Singapore will repeal a 1930s colonial law that considered gay-sex to be a criminal offence in the country; while LGBTQ activists celebrate “a win for humanity,” it is a step in what will be a long way to equality, and, for a media audience, equal representation.
Why it matters
There is progress but not without caveats. It’s deeply unlikely that advertising on mass-market TV will suddenly start to feature gay narratives, given a continued emphasis from the government on marriage as a heterosexual institution, especially when depicted in advertising.
Still, some observers note how international companies have helped further LGBT rights – to an extent – in Singapore, and while more support will likely be welcome, it is crucial that brands avoid ‘pinkwashing’.
What’s going on
The announcement, made by Prime Minister Lee Hsien Loong during National Day celebrations on Sunday evening, is a reversal of the government’s previous position of retaining the law but without enforcement.
But this is far from a sweeping liberalisation.

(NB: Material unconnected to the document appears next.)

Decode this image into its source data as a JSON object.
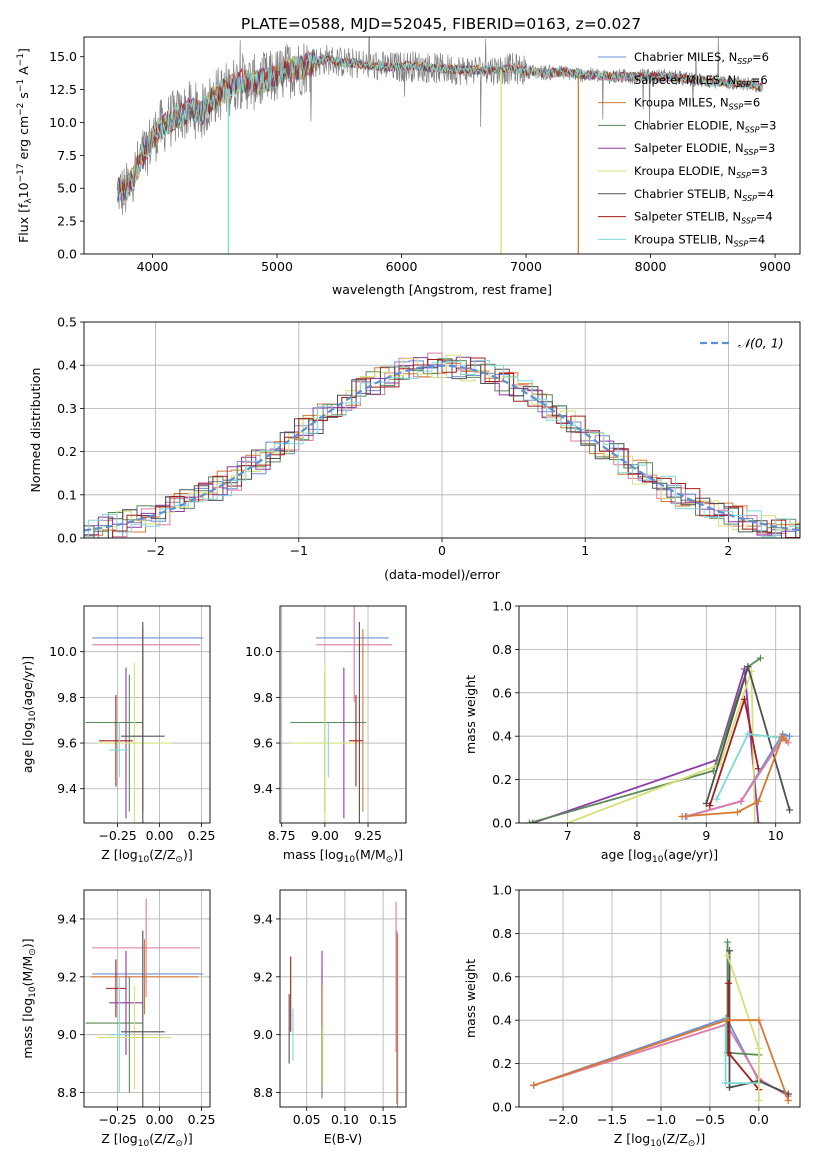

The PM emphasised the government’s continued preference for heterosexual marriages, which are likely to be further encoded in law, a move that many observers believe could create barriers to the legalisation of gay marriage in future.
Moreover, he indicated that most Singaporeans don’t want a “drastic shift,” and that many expressions of the country’s public sector – housing, education, adoption, and advertising policy – will continue to adhere to the traditional definition of marriage.
While Singapore’s society is relatively conservative, the change – which was not without bitter resistance from religious conservatives – underlines how “gay people are now better accepted in Singapore, especially among younger Singaporeans,” said Lee, in line “with current social mores”. He added that he hoped it would provide relief to gay Singaporeans.
Broadly, however, industry commentary, gathered here by Campaign Asia, notes how business, especially many of the large multinational businesses that are attracted to Singapore, are more liberal in their attitudes to LGBTQ rights. Activists are wary that though this is one barrier removed, this is not the end of the story.